On Monday, the United States will recognize Martin Luther King Jr. Day. King was born in January 1929, and he was assassinated in 1968. Williams, a Geneva resident, met King while pursuing his master’s degree at the Perkins School of Theology at Southern Methodist University in Dallas.

Williams was part of the Southern Christian Leadership Conference, which was headed by King. While in school, Williams and his wife, Linda, had been active in registering people to vote, particularly in the black community in the Dallas area.

King was in the Dallas area to give a speech at SMU when he met with five student leaders, including Williams, who was chair of the school’s Social Action Committee.

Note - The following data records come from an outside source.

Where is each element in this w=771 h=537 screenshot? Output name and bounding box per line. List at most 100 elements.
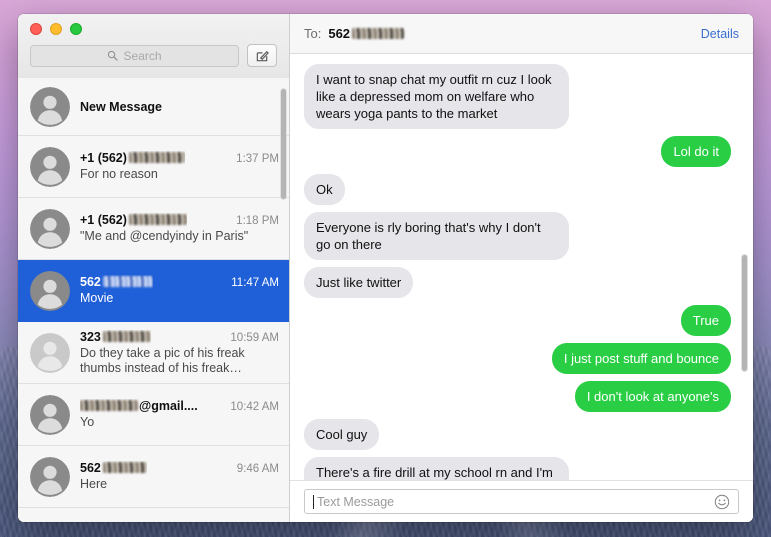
sidebar-toolbar: Search (18, 14, 289, 78)
conversation-name: +1 (562) (80, 151, 185, 165)
message-row: Everyone is rly boring that's why I don'… (304, 212, 731, 260)
sidebar: Search New Message +1 (562) 1:37 PM For no … (18, 14, 290, 522)
avatar (30, 86, 70, 127)
message-row: I want to snap chat my outfit rn cuz I l… (299, 64, 731, 129)
conversation-body: 562 9:46 AM Here (80, 461, 279, 492)
incoming-bubble[interactable]: There's a fire drill at my school rn and… (304, 457, 569, 480)
conversation-body: +1 (562) 1:37 PM For no reason (80, 151, 279, 182)
conversation-preview: Movie (80, 291, 114, 305)
search-input[interactable]: Search (30, 44, 239, 67)
details-link[interactable]: Details (701, 27, 739, 41)
name-redaction (102, 276, 153, 287)
zoom-button[interactable] (70, 23, 82, 35)
conversation-name: 562 (80, 275, 153, 289)
outgoing-bubble[interactable]: I don't look at anyone's (574, 381, 737, 412)
outgoing-bubble[interactable]: I just post stuff and bounce (551, 343, 731, 374)
minimize-button[interactable] (50, 23, 62, 35)
conversation-name: 323 (80, 330, 151, 344)
recipient-text: 562 (328, 26, 351, 41)
name-redaction-prefix (80, 400, 138, 411)
message-row: Ok (304, 174, 731, 205)
conversation-title-row: 323 10:59 AM (80, 330, 279, 344)
avatar (30, 208, 70, 249)
conversation-time: 10:59 AM (230, 331, 279, 344)
conversation-body: @gmail.... 10:42 AM Yo (80, 399, 279, 430)
conversation-name: New Message (80, 99, 162, 114)
conversation-name: +1 (562) (80, 213, 187, 227)
messages-window: Search New Message +1 (562) 1:37 PM For no … (18, 14, 753, 522)
conversation-time: 1:18 PM (236, 215, 279, 227)
name-redaction (128, 214, 187, 225)
thread-pane: To: 562 Details I want to snap chat my o… (290, 14, 753, 522)
name-redaction (128, 152, 185, 163)
conversation-title-row: New Message (80, 100, 279, 114)
avatar (30, 146, 70, 187)
message-row: Lol do it (304, 136, 736, 167)
thread-scrollbar-thumb[interactable] (741, 254, 748, 372)
conversation-row[interactable]: New Message (18, 78, 289, 136)
message-row: I just post stuff and bounce (304, 343, 731, 374)
conversation-title-row: +1 (562) 1:18 PM (80, 213, 279, 227)
avatar (30, 456, 70, 497)
conversation-row[interactable]: @gmail.... 10:42 AM Yo (18, 384, 289, 446)
conversation-time: 9:46 AM (236, 463, 279, 475)
message-row: Cool guy (298, 419, 731, 450)
conversation-name: 562 (80, 461, 147, 475)
conversation-body: 323 10:59 AM Do they take a pic of his fre… (80, 330, 279, 376)
outgoing-bubble[interactable]: Lol do it (661, 136, 736, 167)
search-icon (108, 50, 119, 61)
conversation-row[interactable]: 562 11:47 AM Movie (18, 260, 289, 322)
outgoing-bubble[interactable]: True (680, 305, 731, 336)
conversation-body: New Message (80, 100, 279, 114)
message-row: Just like twitter (298, 267, 731, 298)
message-row: True (304, 305, 731, 336)
incoming-bubble[interactable]: Just like twitter (298, 267, 414, 298)
message-input[interactable]: Text Message (304, 489, 739, 514)
conversation-title-row: 562 11:47 AM (80, 275, 279, 289)
incoming-bubble[interactable]: Everyone is rly boring that's why I don'… (304, 212, 569, 260)
avatar (30, 332, 70, 373)
compose-icon (256, 50, 269, 62)
composer: Text Message (290, 480, 753, 522)
conversation-preview: Yo (80, 415, 95, 429)
conversation-time: 11:47 AM (231, 277, 279, 289)
close-button[interactable] (30, 23, 42, 35)
conversation-row[interactable]: +1 (562) 1:18 PM "Me and @cendyindy in Par… (18, 198, 289, 260)
conversation-preview: Do they take a pic of his freak thumbs i… (80, 345, 245, 375)
message-row: I don't look at anyone's (304, 381, 737, 412)
conversation-name: @gmail.... (80, 399, 198, 413)
text-caret (313, 494, 314, 509)
search-placeholder: Search (123, 48, 162, 63)
message-list: I want to snap chat my outfit rn cuz I l… (290, 54, 753, 480)
window-controls (30, 23, 82, 35)
message-placeholder: Text Message (317, 494, 395, 509)
conversation-time: 1:37 PM (236, 153, 279, 165)
to-label: To: (304, 26, 322, 41)
conversation-row[interactable]: 323 10:59 AM Do they take a pic of his fre… (18, 322, 289, 384)
avatar (30, 270, 70, 311)
incoming-bubble[interactable]: Ok (304, 174, 345, 205)
conversation-body: +1 (562) 1:18 PM "Me and @cendyindy in Par… (80, 213, 279, 244)
conversation-row[interactable]: +1 (562) 1:37 PM For no reason (18, 136, 289, 198)
name-redaction (102, 462, 147, 473)
conversation-title-row: @gmail.... 10:42 AM (80, 399, 279, 413)
recipient-field[interactable]: 562 (328, 26, 405, 41)
smiley-icon[interactable] (714, 494, 730, 510)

Williams said when he met King, he noticed what seemed like a “quiet sadness” from King. He said it wasn’t until a few years later that he realized King had been receiving daily death threats at that point in his life.

“In retrospect, it makes a lot of sense, that sadness,” he said.

Williams said in 1965, he received a telegram from King asking him to gather everyone he knows and head to Montgomery, Ala., where he and Linda Williams joined a civil rights march. As they marched, Williams remembers the crowd of about 25,000 people singing the words, “We shall overcome.”

Williams said he and his wife felt it was important to support the civil rights movement, although it wasn’t always easy. Williams said his father was a segregationist from South Carolina.

“He was not supportive of what [King] was doing,” he said.

Williams said his mother, however, was supportive in her own ways. Back then, African-Americans were not allowed to ride in the front seat of a car with a white person. Williams said when his mother was asked to drive a black woman to a bus stop, his mother insisted that the woman sit in the front seat.